Methods and procedures Clinicopathologic and survival data of primary gastric cancer patients who underwent a minimally invasive radical gastrectomy at Seoul National University Hospital from December 2003 to January 2012 were retrospectively analyzed. For comparison of short-term outcomes, data on 1,112 patients who underwent a radical open gastrectomy from 2007 to 2011 were collected. For long-term outcome analysis, data on 1,214 patients who underwent a radical open gastrectomy from 2004 to 2006 were collected. Because MIS was performed in EGC patients, only patients who were deemed to have EGC by endoscopy and/or endoscopic ultrasound were included in order to match the surgical indications of these two control groups to the MIS group.

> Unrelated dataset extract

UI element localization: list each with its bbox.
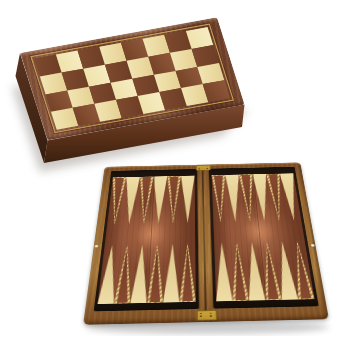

Results Review of our database identified 1,013 patients who underwent MIS for gastric cancer; 942 laparoscopic gastrectomies and 71 robotic gastrectomies. The number of MIS increased from 27 cases in 2004 upto 40.6% of all operations for gastric cancer in 2011. 749 distal gastrectomies (DG), 19 total gastrectomies (TG), 36 proximal gastrectomies (PG), and 209 pylorus preserving gastrectomies (PPG) were performed. In the short-term outcome analysis, MIS group showed statistically better result than open group in the post-operative hospital stay (8.7 days vs. 11.3 days, P<0.001), the estimate blood loss (75.4cc vs. 142.3cc, P<0.001), and the complication rate (17.5% vs. 24.4%, P<0.001). In the subanalysis of TG and PG groups, the complication rates were not significant different between two groups but much higher than DG and PPG groups. Univariate analysis revealed that age, sex, several comorbidities, surgical approach, type of gastrectomy and whether there was any combined resection or not were the significant influencing factors on the complication rate. Multivariate analysis showed that not only surgical approach but also age, chronic liver disease, chronic renal disease and whether there was any combined resection or not had significant effect. In the long-term outcome analysis, there was no significant difference between two groups in the 5-year survival rate.
Conclusions MIS for EGC showed better operative results, fewer complication rate and comparable 5-year survival rate. But TG and PG in MIS group were associated with higher complication rate than open group, so caution seems to be needed to overcome the learning-curve.